Sans se hasarder à d'improbables pronostics sportifs, on peut être sûr que la saison prochaine marquera quelques tournants essentiels pour l'avenir du football professionnel européen. Ces parties décisives n'auront pas lieu sur les pelouses, mais devant les instances sportives et politiques, à propos de dossiers aussi déterminants que l'exception sportive, l'harmonisation du calendrier international, la réforme des contrats, le contrôle de gestion à l'échelle européenne… Tour d'horizon des grands enjeux.
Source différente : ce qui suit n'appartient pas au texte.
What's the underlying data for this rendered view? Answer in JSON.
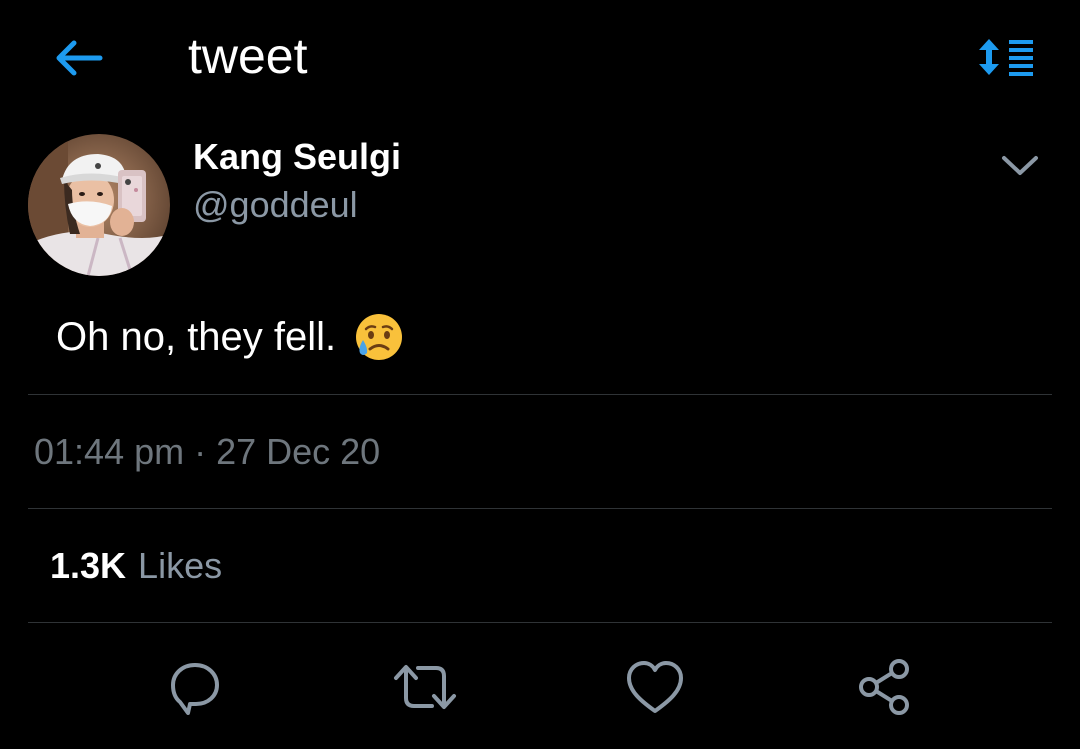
{
  "header": {
    "title": "tweet",
    "back_icon": "arrow-left-icon",
    "sort_icon": "sort-list-icon"
  },
  "tweet": {
    "author": {
      "name": "Kang Seulgi",
      "handle": "@goddeul"
    },
    "text": "Oh no, they fell.",
    "emoji": "sad-but-relieved-face-emoji",
    "timestamp": "01:44 pm · 27 Dec 20",
    "likes": {
      "count": "1.3K",
      "label": "Likes"
    }
  },
  "actions": [
    {
      "icon": "reply-icon"
    },
    {
      "icon": "retweet-icon"
    },
    {
      "icon": "like-icon"
    },
    {
      "icon": "share-icon"
    }
  ],
  "colors": {
    "background": "#000000",
    "accent": "#1d9bf0",
    "text_primary": "#ffffff",
    "text_secondary": "#8b98a5",
    "icon_gray": "#8b98a5",
    "divider": "#2f3336"
  }
}
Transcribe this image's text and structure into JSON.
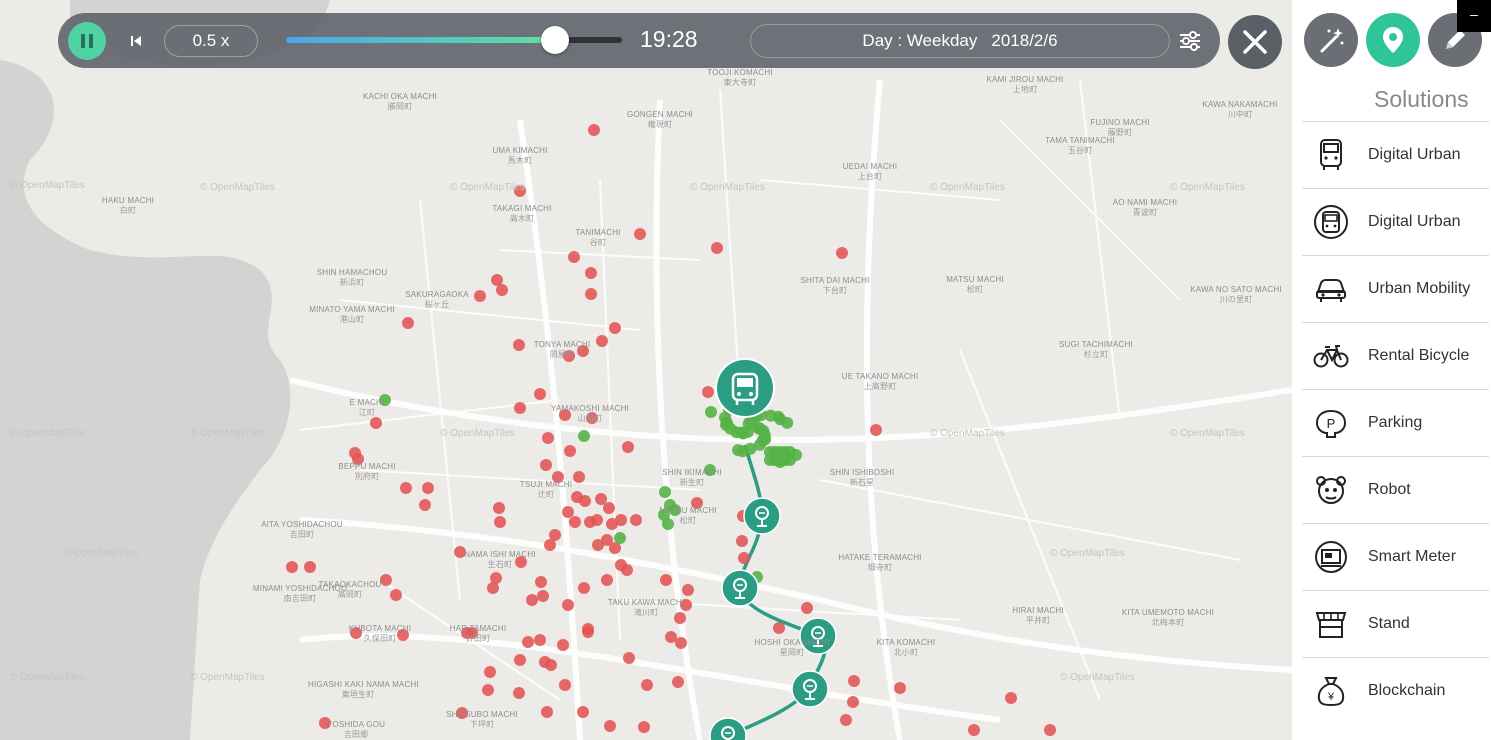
{
  "playback": {
    "speed": "0.5 x",
    "progress": 0.8,
    "time": "19:28",
    "day_label": "Day : Weekday",
    "date": "2018/2/6"
  },
  "colors": {
    "accent": "#2a9d84",
    "play_button": "#4fd3a4",
    "demand_point": "#e35454",
    "supply_point": "#55b347",
    "route": "#2a9d84"
  },
  "map": {
    "attribution": "© OpenMapTiles",
    "districts": [
      {
        "name": "KACHI OKA MACHI",
        "jp": "勝岡町"
      },
      {
        "name": "GONGEN MACHI",
        "jp": "権現町"
      },
      {
        "name": "TOOJI KOMACHI",
        "jp": "東大寺町"
      },
      {
        "name": "KAMI JIROU MACHI",
        "jp": "上地町"
      },
      {
        "name": "KAWA NAKAMACHI",
        "jp": "川中町"
      },
      {
        "name": "UMA KIMACHI",
        "jp": "馬木町"
      },
      {
        "name": "FUJINO MACHI",
        "jp": "藤野町"
      },
      {
        "name": "TAMA TANIMACHI",
        "jp": "玉谷町"
      },
      {
        "name": "UEDAI MACHI",
        "jp": "上台町"
      },
      {
        "name": "HAKU MACHI",
        "jp": "白町"
      },
      {
        "name": "TAKAGI MACHI",
        "jp": "高木町"
      },
      {
        "name": "AO NAMI MACHI",
        "jp": "青波町"
      },
      {
        "name": "TANIMACHI",
        "jp": "谷町"
      },
      {
        "name": "SHIN HAMACHOU",
        "jp": "新浜町"
      },
      {
        "name": "SAKURAGAOKA",
        "jp": "桜ヶ丘"
      },
      {
        "name": "SHITA DAI MACHI",
        "jp": "下台町"
      },
      {
        "name": "MATSU MACHI",
        "jp": "松町"
      },
      {
        "name": "KAWA NO SATO MACHI",
        "jp": "川の里町"
      },
      {
        "name": "MINATO YAMA MACHI",
        "jp": "港山町"
      },
      {
        "name": "TONYA MACHI",
        "jp": "問屋町"
      },
      {
        "name": "SUGI TACHIMACHI",
        "jp": "杉立町"
      },
      {
        "name": "UE TAKANO MACHI",
        "jp": "上高野町"
      },
      {
        "name": "E MACHI",
        "jp": "江町"
      },
      {
        "name": "YAMAKOSHI MACHI",
        "jp": "山越町"
      },
      {
        "name": "BEPPU MACHI",
        "jp": "別府町"
      },
      {
        "name": "SHIN ISHIBOSHI",
        "jp": "新石星"
      },
      {
        "name": "SHIN IKIMACHI",
        "jp": "新生町"
      },
      {
        "name": "TSUJI MACHI",
        "jp": "辻町"
      },
      {
        "name": "MATSU MACHI",
        "jp": "松町"
      },
      {
        "name": "AITA YOSHIDACHOU",
        "jp": "吉田町"
      },
      {
        "name": "NAMA ISHI MACHI",
        "jp": "生石町"
      },
      {
        "name": "HATAKE TERAMACHI",
        "jp": "畑寺町"
      },
      {
        "name": "TAKAOKACHOU",
        "jp": "高岡町"
      },
      {
        "name": "MINAMI YOSHIDACHOU",
        "jp": "南吉田町"
      },
      {
        "name": "TAKU KAWA MACHI",
        "jp": "滝川町"
      },
      {
        "name": "HIRAI MACHI",
        "jp": "平井町"
      },
      {
        "name": "KITA UMEMOTO MACHI",
        "jp": "北梅本町"
      },
      {
        "name": "KUBOTA MACHI",
        "jp": "久保田町"
      },
      {
        "name": "HAR TAMACHI",
        "jp": "針田町"
      },
      {
        "name": "HOSHI OKA MACHI",
        "jp": "星岡町"
      },
      {
        "name": "KITA KOMACHI",
        "jp": "北小町"
      },
      {
        "name": "HIGASHI KAKI NAMA MACHI",
        "jp": "東垣生町"
      },
      {
        "name": "SHITSUBO MACHI",
        "jp": "下坪町"
      },
      {
        "name": "YOSHIDA GOU",
        "jp": "吉田郷"
      }
    ],
    "bus_stops": 5,
    "bus_icon": "bus-icon",
    "stop_icon": "bus-stop-icon"
  },
  "panel": {
    "tools": [
      {
        "icon": "magic-wand-icon"
      },
      {
        "icon": "map-pin-icon",
        "active": true
      },
      {
        "icon": "pencil-icon"
      }
    ],
    "minimize": "–",
    "title": "Solutions",
    "items": [
      {
        "label": "Digital Urban",
        "icon": "bus-front-icon"
      },
      {
        "label": "Digital Urban",
        "icon": "bus-rotate-icon"
      },
      {
        "label": "Urban Mobility",
        "icon": "car-icon"
      },
      {
        "label": "Rental Bicycle",
        "icon": "bicycle-icon"
      },
      {
        "label": "Parking",
        "icon": "parking-icon"
      },
      {
        "label": "Robot",
        "icon": "robot-icon"
      },
      {
        "label": "Smart Meter",
        "icon": "smart-meter-icon"
      },
      {
        "label": "Stand",
        "icon": "stand-icon"
      },
      {
        "label": "Blockchain",
        "icon": "money-bag-icon"
      }
    ]
  }
}
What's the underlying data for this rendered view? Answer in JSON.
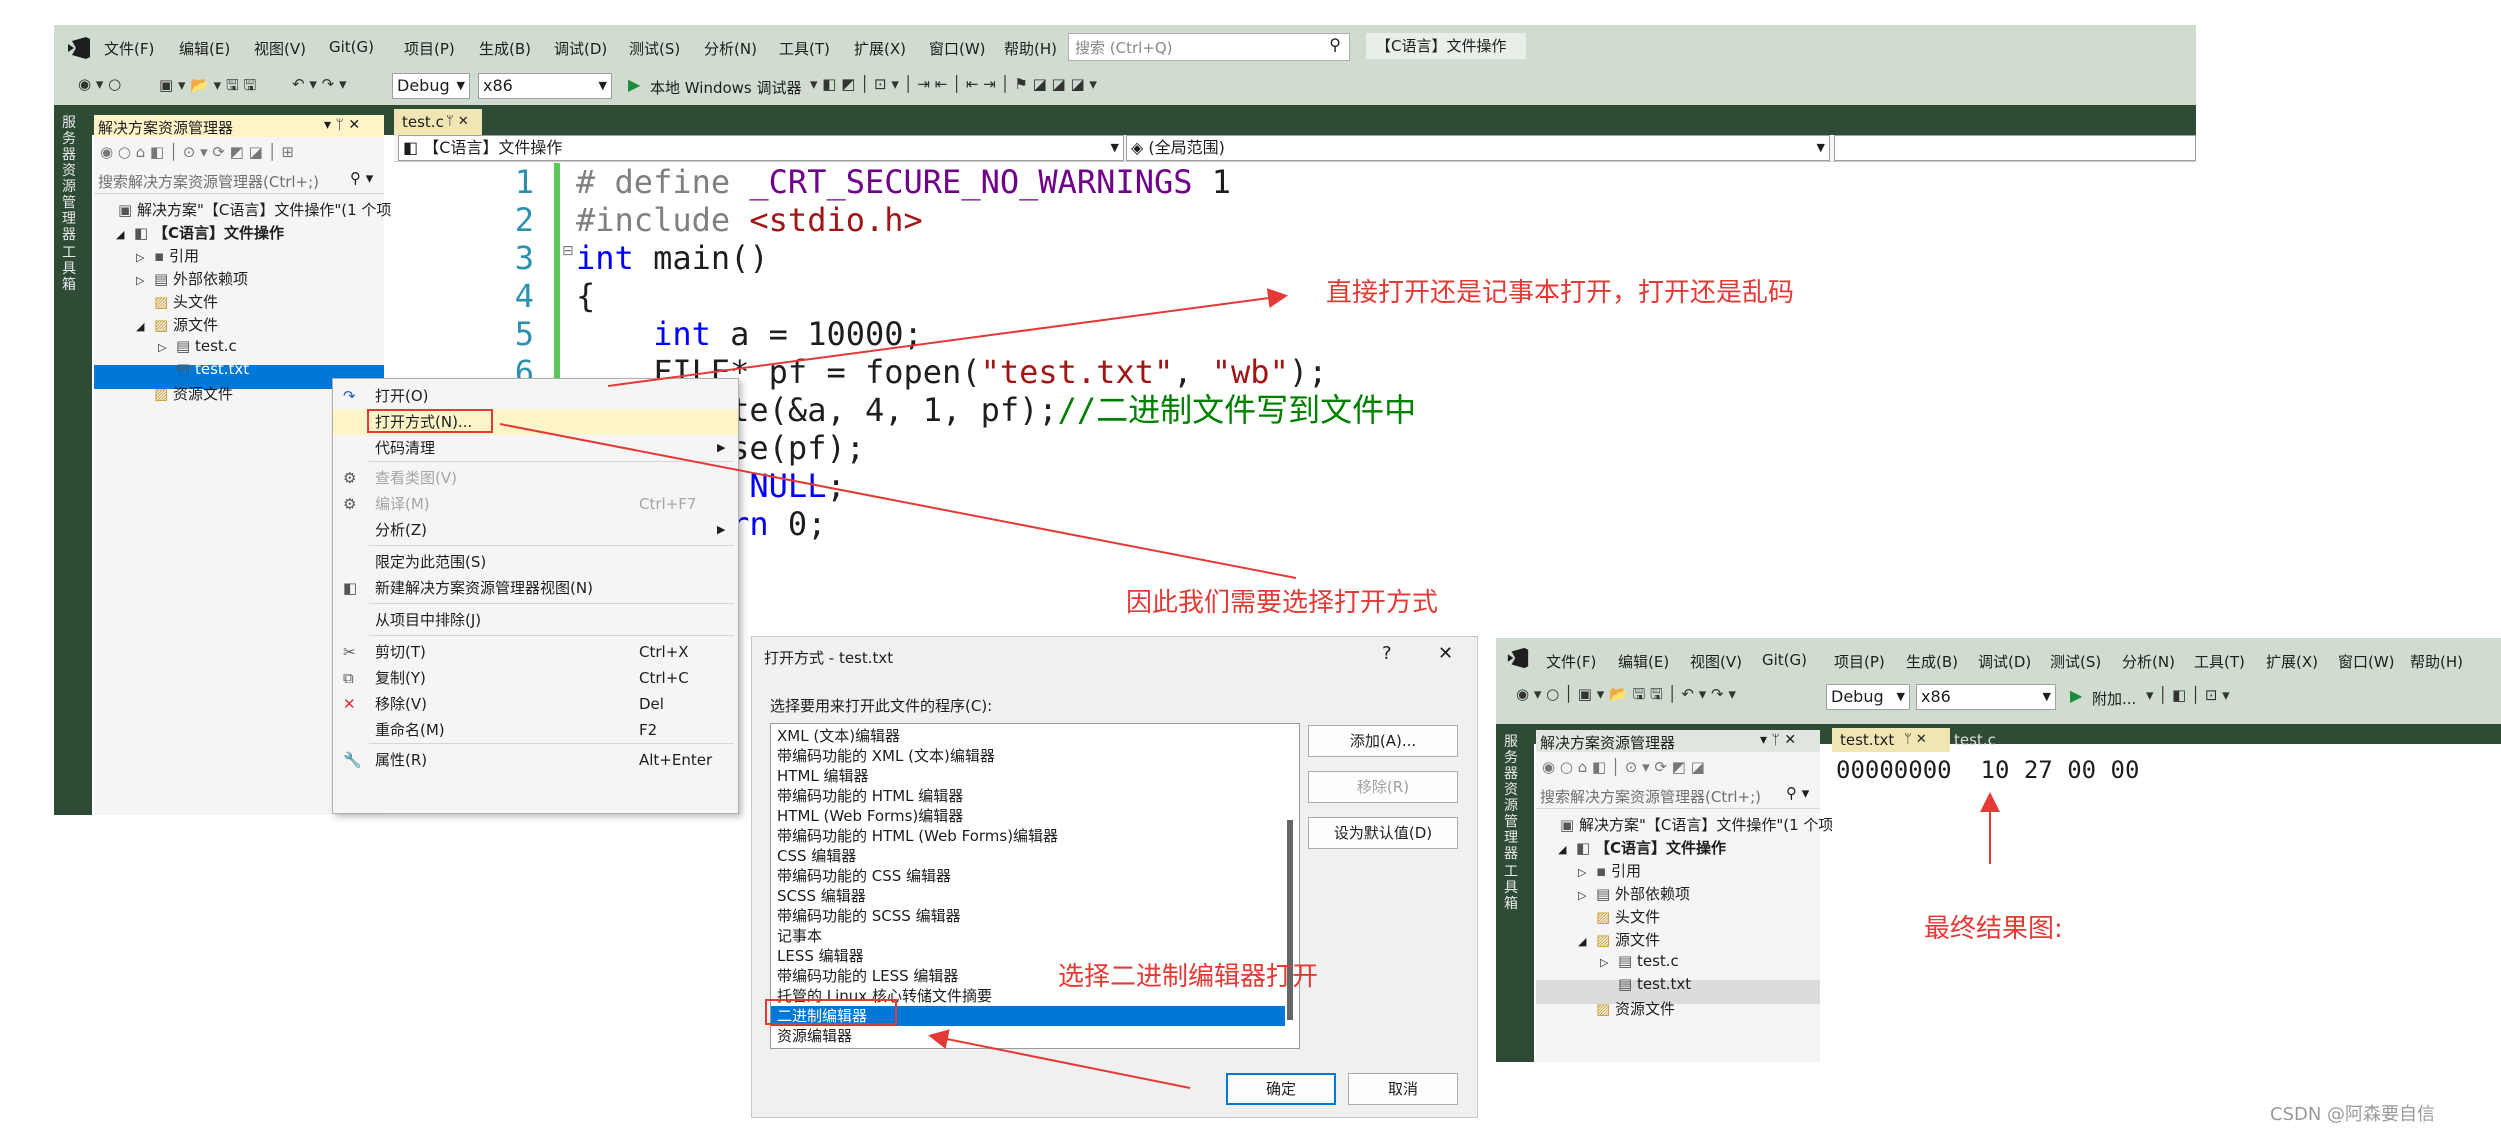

Auteur : Julie Grémillon le 23 Mai 2000

 

 

Un rythme planétaire


De toutes les grandes réformes envisagées, la plus avancée est certainement celle du calendrier "Platini/FIFA" qui devrait être ratifié le 6 juin à Zurich et s'appliquer en 2003/2004 (voir Cahiers 32), après une délicate période de transition. L'urgence d'un tel plan s'est imposée aux réticences de certaines confédérations, son intérêt global étant incontestable pour les ligues, les fédérations, les clubs, les joueurs et les médias. L'anarchie ne profitait en effet à personne, encourageait certaines dérives et excitait les groupes des pressions. En toute logique, ce chantier a pu avancer significativement.

 

La montée en puissance des lobbies du foot


Un enjeu important de la période à venir résidera dans l'évolution du rapport de force entre les ligues d'un côté et les clubs puissants de l'autre, de plus en plus associés dans des groupes de pression agissant désormais au grand jour, comme le G14 ou le Club Europe. Se pose aux instances sportives la question de la reconnaissance de ces lobbies comme interlocuteurs, légitimité qui leur est refusée pour l'instant malgré les menaces de sécession très précises qu'ils font peser: le spectre de la Superligue modèle Media Partners est toujours agité, comme tout récemment par Lorenzo Sanz, président du Real Madrid et du G14. Devant cette montée en puissance, les confédérations recherchent des protections auprès des pouvoirs publics, d'abord pour consolider leurs prérogatives dans le domaine sportif. Les principaux intérêts financiers vont cependant s'organiser avec l'efficacité de leurs (grands) moyens pour faire valoir les positions d'une élite sportivo-économique et rééquilibrer à leur profit les positions de pouvoir. L'issue de cet affrontement sera évidemment déterminante, notamment au travers des compétitions qui se dessineront et de la conception du football qu'elles impliqueront.

 

Contrôle ta gestion


Dans l'idée d'encadrer autant que possible la libéralisation à outrance du foot pro, la généralisation des contraintes de transparence et de gestion à l'ensemble des clubs européens serait de bon augure pour le championnat français, où la DNCG fait régner un certain ordre depuis longtemps. Dernièrement, l'UEFA s'est malheureusement contentée de projeter l'attribution d'une "licence" européenne, qui posera entre autres des conditions de transparence financière. Mais comme cette licence —nécessaire pour participer aux compétitions européennes à partir de 2002/2003— serait attribuée par les fédérations nationales, la portée d'une telle exigence se trouvera très limitée. Sans plus d'incitation, la complaisance qui prévaut ici et là ne sera pas remise en cause…

 

Contrats et formation: un cadre juridique européen?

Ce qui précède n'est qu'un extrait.